The Spanish oil major will fetch up to C$400 million ($304.65 million) from the sale, one of the sources said.
Repsol and Teine have applied for regulatory approvals for the deal, and anticipate receiving those by the end of September, the sources said. They cautioned that there is no certainty that the Alberta regulators will allow the proposed transaction, and the deal could still fall apart.
CPPIB declined to comment while Repsol and Teine Energy did not respond to requests for comment.
The potential sale includes Repsol’s heavy oil and gas producing assets and the midstream infrastructure supporting these, like a network of about 1,800 kilometers (1,120 miles) of pipelines, the sources added. They requested anonymity to discuss confidential negotiations.
Reuters reported in February that Repsol was considering the sale of some of its Canadian assets, aiming to cash in on an oil and gas bonanza.

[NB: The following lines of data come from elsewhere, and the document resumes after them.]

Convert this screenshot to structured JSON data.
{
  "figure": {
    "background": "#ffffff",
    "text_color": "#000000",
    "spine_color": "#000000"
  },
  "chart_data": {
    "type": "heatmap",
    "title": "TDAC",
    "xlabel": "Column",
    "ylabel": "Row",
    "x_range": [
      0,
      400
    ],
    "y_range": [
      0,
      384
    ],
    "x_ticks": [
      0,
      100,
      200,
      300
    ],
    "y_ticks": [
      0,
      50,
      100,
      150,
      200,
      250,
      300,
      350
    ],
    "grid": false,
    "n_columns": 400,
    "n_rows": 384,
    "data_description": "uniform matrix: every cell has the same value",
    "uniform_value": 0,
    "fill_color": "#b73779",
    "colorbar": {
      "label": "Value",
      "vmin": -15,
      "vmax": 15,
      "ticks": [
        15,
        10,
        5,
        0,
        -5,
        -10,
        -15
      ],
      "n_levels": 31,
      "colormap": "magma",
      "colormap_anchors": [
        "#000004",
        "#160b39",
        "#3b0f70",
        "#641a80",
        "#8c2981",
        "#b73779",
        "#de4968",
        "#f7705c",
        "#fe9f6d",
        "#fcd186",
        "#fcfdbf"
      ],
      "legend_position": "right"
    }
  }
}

The sale would also allow Repsol to divert cash and efforts in more prolific shale regions, like the Eagle Ford shale play in the United States, or boost renewables investments, the sources said.
Energy prices have receded in recent weeks but remain elevated. Global benchmark Brent crude is up more than 20% so far this year, trading at around $93 a barrel on Tuesday.

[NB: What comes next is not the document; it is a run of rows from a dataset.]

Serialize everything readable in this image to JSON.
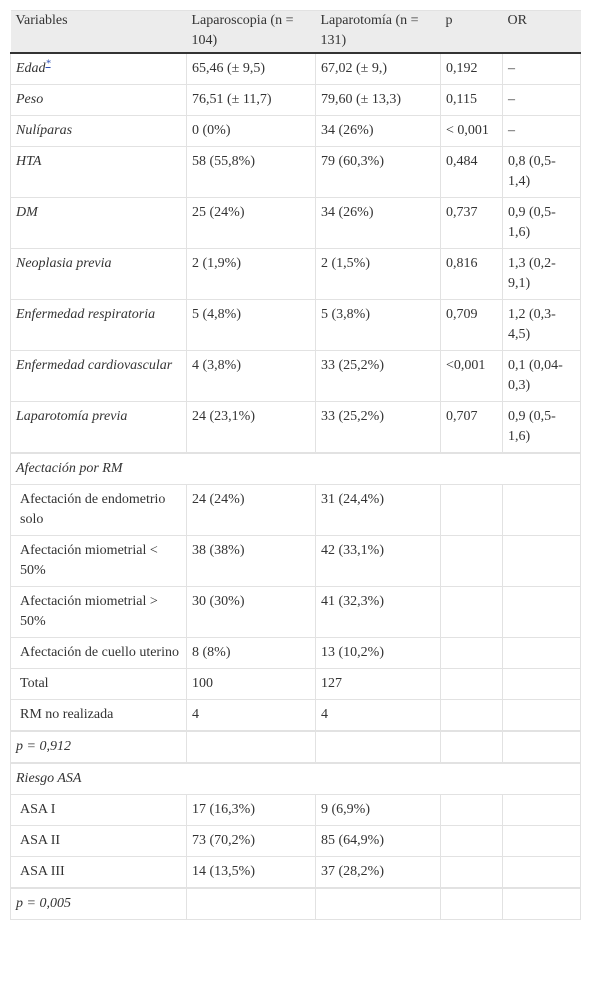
{
  "table": {
    "header": [
      "Variables",
      "Laparoscopia (n = 104)",
      "Laparotomía (n = 131)",
      "p",
      "OR"
    ],
    "footnote_mark": "*",
    "main_rows": [
      [
        "Edad",
        "65,46 (± 9,5)",
        "67,02 (± 9,)",
        "0,192",
        "–"
      ],
      [
        "Peso",
        "76,51 (± 11,7)",
        "79,60 (± 13,3)",
        "0,115",
        "–"
      ],
      [
        "Nulíparas",
        "0 (0%)",
        "34 (26%)",
        "< 0,001",
        "–"
      ],
      [
        "HTA",
        "58 (55,8%)",
        "79 (60,3%)",
        "0,484",
        "0,8 (0,5-1,4)"
      ],
      [
        "DM",
        "25 (24%)",
        "34 (26%)",
        "0,737",
        "0,9 (0,5-1,6)"
      ],
      [
        "Neoplasia previa",
        "2 (1,9%)",
        "2 (1,5%)",
        "0,816",
        "1,3 (0,2-9,1)"
      ],
      [
        "Enfermedad respiratoria",
        "5 (4,8%)",
        "5 (3,8%)",
        "0,709",
        "1,2 (0,3-4,5)"
      ],
      [
        "Enfermedad cardiovascular",
        "4 (3,8%)",
        "33 (25,2%)",
        "<0,001",
        "0,1 (0,04-0,3)"
      ],
      [
        "Laparotomía previa",
        "24 (23,1%)",
        "33 (25,2%)",
        "0,707",
        "0,9 (0,5-1,6)"
      ]
    ],
    "sections": [
      {
        "title": "Afectación por RM",
        "rows": [
          [
            "Afectación de endometrio solo",
            "24 (24%)",
            "31 (24,4%)"
          ],
          [
            "Afectación miometrial < 50%",
            "38 (38%)",
            "42 (33,1%)"
          ],
          [
            "Afectación miometrial > 50%",
            "30 (30%)",
            "41 (32,3%)"
          ],
          [
            "Afectación de cuello uterino",
            "8 (8%)",
            "13 (10,2%)"
          ],
          [
            "Total",
            "100",
            "127"
          ],
          [
            "RM no realizada",
            "4",
            "4"
          ]
        ],
        "p": "p = 0,912"
      },
      {
        "title": "Riesgo ASA",
        "rows": [
          [
            "ASA I",
            "17 (16,3%)",
            "9 (6,9%)"
          ],
          [
            "ASA II",
            "73 (70,2%)",
            "85 (64,9%)"
          ],
          [
            "ASA III",
            "14 (13,5%)",
            "37 (28,2%)"
          ]
        ],
        "p": "p = 0,005"
      }
    ]
  }
}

That surge has encouraged oil majors to sell assets in Canada, the fourth-biggest oil-producing nation.
Exxon Mobil Corp and its Canadian unit Imperial Oil Ltd sold their XTO Energy Canada joint venture to Whitecap Resources Inc for C$1.9 billion ($1.5 billion)in June, while Japan’s JAPEX sold its stake in the Hangingstone oil sands project last year.
Repsol’s website calls Chauvin one of its foundational heavy oil assets, although the company last conducted new drilling in the field at least four years ago, the sources said. Repsol’s production from the field ranges around 6,800 barrels of oil equivalent per day, according to the sources.
After a sale of the Chauvin asset, Repsol will still own land in other gas-producing fields across Canada and power infrastructure, among other assets.